En sillonnant les dédales de l’ancienne médina, il n’est pas aisé pour le quidam ou le commun des visiteurs de dénicher des artisans qui, autrefois, participaient à une ambiance où il fleurait bon. Ceux-là mêmes qui étaient disposés en enfilade, au point où on baptisait les ruelles et autres venelles casbadjies de zanqat el harrarine, zanqat ennahassine, zanqat el fakhardjia, zanqat el mekfouldjia, zanqat ennâqachine et tutti quanti. Une activité artisanale qui, de nos jours, ne semble plus faire recette, voire un exercice qui périclite. Zoom.

Une corporation de métier qui, à vrai dire ahane et beaucoup d’artisans, ont fini par mettre la clé sous le paillasson, faute de relève qualifiée ou de manque criant de biens entrant dans le processus de fabrication, selon ceux – ils sont rares – qui semblent faire de la résistance, en composant avec les moyens du bord.

En effet, les maîtres du fin doigté font face, malgré eux, à l’adversité d’un temps où, d’une part, l’on assiste à une désaffection patente des jeunes pour le métier d’artisan, et d’autre part, la matière première fait défaut, laisse entendre sur un ton dépité, Bahia, une jeune dame artisane céramiste, qui dans son réduit du côté de l’îlot Sidi Ramdane, tente de faire contre mauvaise fortune bon cœur.
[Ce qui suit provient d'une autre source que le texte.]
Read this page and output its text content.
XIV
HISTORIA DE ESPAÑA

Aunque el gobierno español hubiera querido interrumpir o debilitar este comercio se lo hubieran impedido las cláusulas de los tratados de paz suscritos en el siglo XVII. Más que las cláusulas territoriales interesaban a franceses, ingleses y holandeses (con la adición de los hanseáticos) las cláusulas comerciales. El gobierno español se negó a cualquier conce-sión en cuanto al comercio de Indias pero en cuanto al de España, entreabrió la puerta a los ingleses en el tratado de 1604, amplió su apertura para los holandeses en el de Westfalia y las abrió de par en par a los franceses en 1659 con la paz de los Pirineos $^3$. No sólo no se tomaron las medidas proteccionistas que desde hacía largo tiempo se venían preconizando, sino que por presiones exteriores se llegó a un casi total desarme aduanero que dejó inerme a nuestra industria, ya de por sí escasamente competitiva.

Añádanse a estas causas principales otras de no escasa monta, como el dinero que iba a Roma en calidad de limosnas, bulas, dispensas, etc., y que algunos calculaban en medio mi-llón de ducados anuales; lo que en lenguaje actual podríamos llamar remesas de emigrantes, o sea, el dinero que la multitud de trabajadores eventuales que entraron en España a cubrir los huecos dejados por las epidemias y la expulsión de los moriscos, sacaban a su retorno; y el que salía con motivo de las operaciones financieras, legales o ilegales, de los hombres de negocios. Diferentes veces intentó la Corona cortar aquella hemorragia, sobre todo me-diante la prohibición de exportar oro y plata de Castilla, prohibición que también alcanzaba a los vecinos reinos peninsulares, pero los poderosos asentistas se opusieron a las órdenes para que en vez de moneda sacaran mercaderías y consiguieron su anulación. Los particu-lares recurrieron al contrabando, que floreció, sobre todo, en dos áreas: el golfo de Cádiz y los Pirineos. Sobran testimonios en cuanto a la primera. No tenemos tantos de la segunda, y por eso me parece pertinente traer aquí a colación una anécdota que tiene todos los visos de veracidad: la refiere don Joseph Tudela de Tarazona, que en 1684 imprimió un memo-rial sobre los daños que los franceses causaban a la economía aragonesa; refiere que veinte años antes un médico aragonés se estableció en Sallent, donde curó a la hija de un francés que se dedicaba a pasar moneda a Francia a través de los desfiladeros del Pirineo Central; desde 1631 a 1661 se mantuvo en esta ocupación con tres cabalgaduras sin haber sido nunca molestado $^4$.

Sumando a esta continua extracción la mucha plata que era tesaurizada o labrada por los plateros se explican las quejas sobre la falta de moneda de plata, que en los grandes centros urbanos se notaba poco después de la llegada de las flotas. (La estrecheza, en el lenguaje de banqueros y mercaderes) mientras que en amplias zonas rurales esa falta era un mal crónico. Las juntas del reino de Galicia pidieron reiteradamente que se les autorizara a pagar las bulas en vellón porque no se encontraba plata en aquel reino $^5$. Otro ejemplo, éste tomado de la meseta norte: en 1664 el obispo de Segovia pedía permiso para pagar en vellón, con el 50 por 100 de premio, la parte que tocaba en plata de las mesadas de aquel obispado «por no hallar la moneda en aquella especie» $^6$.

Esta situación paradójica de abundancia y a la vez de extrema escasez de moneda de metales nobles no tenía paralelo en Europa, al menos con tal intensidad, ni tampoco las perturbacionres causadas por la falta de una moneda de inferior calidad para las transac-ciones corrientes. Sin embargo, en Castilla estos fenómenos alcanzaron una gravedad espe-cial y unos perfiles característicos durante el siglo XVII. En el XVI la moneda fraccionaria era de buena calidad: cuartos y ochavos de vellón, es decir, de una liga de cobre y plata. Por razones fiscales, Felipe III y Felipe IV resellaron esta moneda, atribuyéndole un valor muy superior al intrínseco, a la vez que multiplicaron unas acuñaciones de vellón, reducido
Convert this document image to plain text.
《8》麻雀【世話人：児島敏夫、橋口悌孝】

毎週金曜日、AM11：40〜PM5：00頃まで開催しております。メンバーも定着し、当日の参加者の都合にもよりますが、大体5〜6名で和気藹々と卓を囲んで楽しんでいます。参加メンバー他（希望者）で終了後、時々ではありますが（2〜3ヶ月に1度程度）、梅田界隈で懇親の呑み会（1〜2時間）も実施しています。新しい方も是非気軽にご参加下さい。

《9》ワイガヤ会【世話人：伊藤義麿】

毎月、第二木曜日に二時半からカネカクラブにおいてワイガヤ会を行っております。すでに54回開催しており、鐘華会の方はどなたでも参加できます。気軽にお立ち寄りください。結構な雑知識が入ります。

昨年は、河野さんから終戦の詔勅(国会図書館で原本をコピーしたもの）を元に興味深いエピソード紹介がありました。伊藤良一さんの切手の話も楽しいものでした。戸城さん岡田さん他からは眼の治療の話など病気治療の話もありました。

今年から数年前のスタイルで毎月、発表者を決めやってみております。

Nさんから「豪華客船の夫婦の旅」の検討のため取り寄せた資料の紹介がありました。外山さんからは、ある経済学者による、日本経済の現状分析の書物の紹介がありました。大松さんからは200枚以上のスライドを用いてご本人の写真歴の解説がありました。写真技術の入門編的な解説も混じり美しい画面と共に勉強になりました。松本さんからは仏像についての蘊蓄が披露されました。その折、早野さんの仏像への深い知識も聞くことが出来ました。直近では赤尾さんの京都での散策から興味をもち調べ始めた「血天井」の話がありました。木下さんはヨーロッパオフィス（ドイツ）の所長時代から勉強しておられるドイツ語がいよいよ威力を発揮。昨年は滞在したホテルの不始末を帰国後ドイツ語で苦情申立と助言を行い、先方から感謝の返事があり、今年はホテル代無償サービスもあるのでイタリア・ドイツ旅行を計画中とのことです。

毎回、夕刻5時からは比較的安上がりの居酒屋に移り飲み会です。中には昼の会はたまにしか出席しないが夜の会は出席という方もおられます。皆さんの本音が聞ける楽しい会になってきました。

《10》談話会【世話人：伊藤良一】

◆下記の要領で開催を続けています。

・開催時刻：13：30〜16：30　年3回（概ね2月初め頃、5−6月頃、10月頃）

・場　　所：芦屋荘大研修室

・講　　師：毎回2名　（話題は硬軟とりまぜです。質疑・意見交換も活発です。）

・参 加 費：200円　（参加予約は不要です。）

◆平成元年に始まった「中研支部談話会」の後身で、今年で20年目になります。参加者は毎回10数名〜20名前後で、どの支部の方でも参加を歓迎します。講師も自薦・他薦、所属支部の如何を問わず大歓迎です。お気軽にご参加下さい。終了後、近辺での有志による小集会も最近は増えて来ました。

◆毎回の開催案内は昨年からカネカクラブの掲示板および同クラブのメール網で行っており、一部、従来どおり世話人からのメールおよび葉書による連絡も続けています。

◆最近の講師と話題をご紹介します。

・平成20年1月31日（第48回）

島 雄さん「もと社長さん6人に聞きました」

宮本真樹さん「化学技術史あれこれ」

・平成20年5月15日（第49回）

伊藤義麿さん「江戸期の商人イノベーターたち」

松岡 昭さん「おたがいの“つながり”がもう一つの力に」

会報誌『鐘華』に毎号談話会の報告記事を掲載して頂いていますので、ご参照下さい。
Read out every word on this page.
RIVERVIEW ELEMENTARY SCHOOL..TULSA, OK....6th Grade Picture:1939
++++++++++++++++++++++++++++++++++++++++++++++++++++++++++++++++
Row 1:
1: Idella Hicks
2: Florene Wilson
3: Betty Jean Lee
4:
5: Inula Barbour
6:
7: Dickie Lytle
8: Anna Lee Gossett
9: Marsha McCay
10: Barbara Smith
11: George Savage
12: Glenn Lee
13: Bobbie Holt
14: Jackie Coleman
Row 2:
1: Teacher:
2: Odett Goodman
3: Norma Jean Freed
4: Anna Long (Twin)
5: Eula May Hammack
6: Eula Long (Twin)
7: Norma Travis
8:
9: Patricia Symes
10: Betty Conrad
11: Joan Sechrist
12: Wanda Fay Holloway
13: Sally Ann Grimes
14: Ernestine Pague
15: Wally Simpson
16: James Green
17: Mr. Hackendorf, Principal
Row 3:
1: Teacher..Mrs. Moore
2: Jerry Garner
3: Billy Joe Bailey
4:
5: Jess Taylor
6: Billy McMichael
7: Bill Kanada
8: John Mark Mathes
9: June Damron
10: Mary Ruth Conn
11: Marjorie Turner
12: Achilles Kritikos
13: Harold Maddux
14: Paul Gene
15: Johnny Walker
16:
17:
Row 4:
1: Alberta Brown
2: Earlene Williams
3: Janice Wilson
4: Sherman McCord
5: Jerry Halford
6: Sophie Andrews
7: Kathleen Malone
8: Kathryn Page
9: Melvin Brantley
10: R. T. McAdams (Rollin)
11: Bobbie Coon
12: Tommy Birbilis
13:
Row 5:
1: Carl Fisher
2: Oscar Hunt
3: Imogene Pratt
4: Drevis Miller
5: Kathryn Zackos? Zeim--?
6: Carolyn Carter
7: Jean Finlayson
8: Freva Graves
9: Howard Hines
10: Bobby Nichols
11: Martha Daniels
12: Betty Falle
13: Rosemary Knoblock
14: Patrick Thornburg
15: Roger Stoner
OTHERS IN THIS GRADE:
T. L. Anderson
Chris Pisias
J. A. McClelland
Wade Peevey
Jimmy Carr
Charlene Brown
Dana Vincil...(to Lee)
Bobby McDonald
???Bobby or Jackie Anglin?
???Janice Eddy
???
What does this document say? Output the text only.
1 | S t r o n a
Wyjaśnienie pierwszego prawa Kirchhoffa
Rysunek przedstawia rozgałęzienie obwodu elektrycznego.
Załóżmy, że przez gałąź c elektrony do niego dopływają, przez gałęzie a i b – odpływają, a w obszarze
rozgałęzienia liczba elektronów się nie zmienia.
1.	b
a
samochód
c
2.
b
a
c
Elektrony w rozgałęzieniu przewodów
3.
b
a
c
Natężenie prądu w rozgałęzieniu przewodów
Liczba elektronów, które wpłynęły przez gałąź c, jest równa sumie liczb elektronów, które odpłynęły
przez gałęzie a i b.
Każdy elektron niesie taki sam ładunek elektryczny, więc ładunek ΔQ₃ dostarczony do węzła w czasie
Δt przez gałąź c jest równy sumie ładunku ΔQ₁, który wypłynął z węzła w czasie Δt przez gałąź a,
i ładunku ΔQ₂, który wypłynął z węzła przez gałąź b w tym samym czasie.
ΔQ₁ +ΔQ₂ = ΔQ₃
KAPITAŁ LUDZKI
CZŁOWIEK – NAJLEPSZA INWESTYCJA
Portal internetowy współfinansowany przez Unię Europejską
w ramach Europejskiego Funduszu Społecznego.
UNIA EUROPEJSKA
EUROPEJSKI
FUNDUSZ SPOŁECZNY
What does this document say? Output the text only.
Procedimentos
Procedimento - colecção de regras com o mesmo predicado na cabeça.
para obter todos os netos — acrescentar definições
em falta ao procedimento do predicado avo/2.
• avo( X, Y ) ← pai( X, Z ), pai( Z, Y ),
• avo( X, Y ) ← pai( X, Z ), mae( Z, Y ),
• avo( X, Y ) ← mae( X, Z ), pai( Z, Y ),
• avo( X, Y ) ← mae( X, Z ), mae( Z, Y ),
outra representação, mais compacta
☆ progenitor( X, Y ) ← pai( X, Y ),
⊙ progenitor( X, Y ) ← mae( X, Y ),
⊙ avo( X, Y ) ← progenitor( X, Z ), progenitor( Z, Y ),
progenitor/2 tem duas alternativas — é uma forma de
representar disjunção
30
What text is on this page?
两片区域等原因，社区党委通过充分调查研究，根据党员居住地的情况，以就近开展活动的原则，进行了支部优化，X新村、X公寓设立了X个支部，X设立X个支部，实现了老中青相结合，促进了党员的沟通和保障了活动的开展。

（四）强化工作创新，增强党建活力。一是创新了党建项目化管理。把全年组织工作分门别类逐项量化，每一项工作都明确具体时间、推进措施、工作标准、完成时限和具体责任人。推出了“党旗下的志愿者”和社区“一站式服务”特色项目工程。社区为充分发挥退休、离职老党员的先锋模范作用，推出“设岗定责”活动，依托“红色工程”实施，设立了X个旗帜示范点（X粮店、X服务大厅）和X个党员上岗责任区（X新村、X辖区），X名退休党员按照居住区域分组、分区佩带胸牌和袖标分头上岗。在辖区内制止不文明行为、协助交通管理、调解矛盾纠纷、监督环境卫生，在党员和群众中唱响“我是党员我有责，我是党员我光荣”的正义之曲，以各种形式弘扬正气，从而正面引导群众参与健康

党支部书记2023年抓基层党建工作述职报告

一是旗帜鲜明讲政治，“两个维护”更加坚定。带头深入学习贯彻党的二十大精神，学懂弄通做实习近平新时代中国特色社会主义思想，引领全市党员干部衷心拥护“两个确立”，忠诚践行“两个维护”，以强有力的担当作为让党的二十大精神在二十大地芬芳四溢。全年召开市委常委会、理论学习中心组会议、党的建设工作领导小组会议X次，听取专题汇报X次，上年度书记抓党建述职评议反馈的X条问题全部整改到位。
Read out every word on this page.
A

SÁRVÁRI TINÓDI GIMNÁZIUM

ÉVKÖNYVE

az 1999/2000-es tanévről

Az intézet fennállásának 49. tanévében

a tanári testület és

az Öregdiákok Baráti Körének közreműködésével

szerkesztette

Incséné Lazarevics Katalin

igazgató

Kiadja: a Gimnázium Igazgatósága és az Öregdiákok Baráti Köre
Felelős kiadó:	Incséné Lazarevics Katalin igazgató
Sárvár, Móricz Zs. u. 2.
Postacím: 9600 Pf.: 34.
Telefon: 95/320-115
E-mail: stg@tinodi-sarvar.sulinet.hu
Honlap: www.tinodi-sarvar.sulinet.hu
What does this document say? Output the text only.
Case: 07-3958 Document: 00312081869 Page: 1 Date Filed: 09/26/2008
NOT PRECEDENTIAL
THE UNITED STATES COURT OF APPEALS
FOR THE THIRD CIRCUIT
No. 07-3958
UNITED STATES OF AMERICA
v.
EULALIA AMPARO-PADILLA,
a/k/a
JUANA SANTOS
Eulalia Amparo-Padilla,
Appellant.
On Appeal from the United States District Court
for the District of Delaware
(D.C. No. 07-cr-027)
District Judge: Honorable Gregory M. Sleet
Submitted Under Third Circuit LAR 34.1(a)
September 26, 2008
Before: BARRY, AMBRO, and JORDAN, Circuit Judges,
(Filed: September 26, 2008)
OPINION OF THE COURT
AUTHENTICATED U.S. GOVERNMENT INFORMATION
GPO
De beaux objets aux motifs floraux meublent les étagères de son petit espace, le travail qu’elle présente prête beaucoup à l’art appliqué. Son confrère artiste céramiste, Tarek Triki, propose également de beaux produits aux visiteurs de circonstance dans un petit local qui s’ouvre en amont sur le tronçon qui longe le parcours dit touristique de la rue de La Casbah (actuelle Sidi Driss Hamidouche). De temps en temps, il réussit à écouler des tableaux joliment décorés aux passionnés du fin doigté. «Les gens qui arpentent la médina répondent davantage aux ‘rabatteurs’ d’agapes qui, depuis un certain temps, font florès qu’aux objets que les artisans fabriquent non sans peine», résume Djaafar, un ancien habitant de la cité.

Faute de matière première, on recourt aux objets de récupération

A un lancer de pierre de ce lieu où, un peu partout, des tables et meidas y sont plantées avec des couverts, au grand délice des groupes de gens qui y affluent pour goûter aux mets traditionnels, on débusque du côté de la rue Katarougil (Qata3 el redjel) un dinandier qui s’y affaire comme un métronome à ciseler ses pièces de cuivre, un exercice long et minutieux.

Le son de son ciselet nous aiguille vers l’entrée du cagibi du maître dinandier et étameur Boudjemaâ Gasti qui y a élu ses quartiers depuis qu’il a quitté le local qui donne sur le petit belvédère dominant une partie de la baie d’Alger.  L’artisan se donne sans compter ; il ne ménage pas ses efforts pour recycler et redonner corps aux objets de récupération en cuivre qu’il refaçonne, selon ses besoins ou le souhait de ses potentiels clients. Même son de cloche pour cet artisan qui se plaint de la disponibilité du matériau de base, la feuille de cuivre en l’occurrence. «Le prix de feuille de cuivre a flambé ces dernières années sur le marché…

On ne peut, malheureusement, se permettre de l’acquérir… On se débrouille comme on peut.» Et de poursuivre : «Faute de matériau, nous n’avons l’option que de nous rabattre sur la ’casse’.» Une manière de laisser entendre qu’il recourt à l’acquisition des objets usagés qu’il achète au kilo de chez  khardadjia attitrés. Plus bas, dans un autre quartier, plus précisément rue Mohamed Seghir Ben Larbey, nous dénichons un artisan de nickelage vers lequel affluent ceux qui ont besoin à redonner du lustre à leurs ustensiles en cuivre.

«Nous n’exigeons rien…»

Pendant le mois de Ramadhan, son atelier ne désemplit, contrairement au maroquinier, Mostefa Boulachab, un artisan qui peine à achalander son espace, car les cuirs, fait-il savoir, comme la basane, la vachette ne sont pas à notre portée, sans compter les accessoires nécessaires à la fabrication des sacs à main, les portefeuilles, les ceintures et autres objets pratiques pour la gent féminine, notamment. «C’est une période où je suis censé travailler sans répit, mais faute de matière première, je me trouve pénalisé (…). Je me roule les pouces», lance-t-il sur un ton aigri, à notre endroit.

Et de renchérir en guise de conclusion : «Nous n’exigeons rien, autrement dit, que le ministère de tutelle daigne bien nous alimenter en intrants pour perpétuer cet héritage ancestral, un secteur qui participe au développement du tourisme.» Il n’est pas malvenu de dire que, contrairement à nos voisins de l’est ou de l’ouest, où le patrimoine immatériel est somme toute florissant, l’ancienne médina d’El Djazair Ibn Mezghenna peine à offrir des espaces proposant quelque souvenir du terroir, issu de l’activité artisanale au visiteur de passage, sinon des cagibis de bouffe qui éclosent par-ci, par-là…

Un filon qui, tout compte fait, ne rapporte pas moins gros. A quelques encablures de l’ancienne médina, le sort des artisans qui élisent domicile à la maison de l’artisanat de Oued Koriche, n’est guère, lui aussi reluisant. Sur dix-huit ateliers que compte cet établissement, dont des céramistes, un dinandier et une vitrailliste, nombre d’entre eux observent de longs moments lors desquels, et à leur grand dépit, le valet est mis sur le maillet.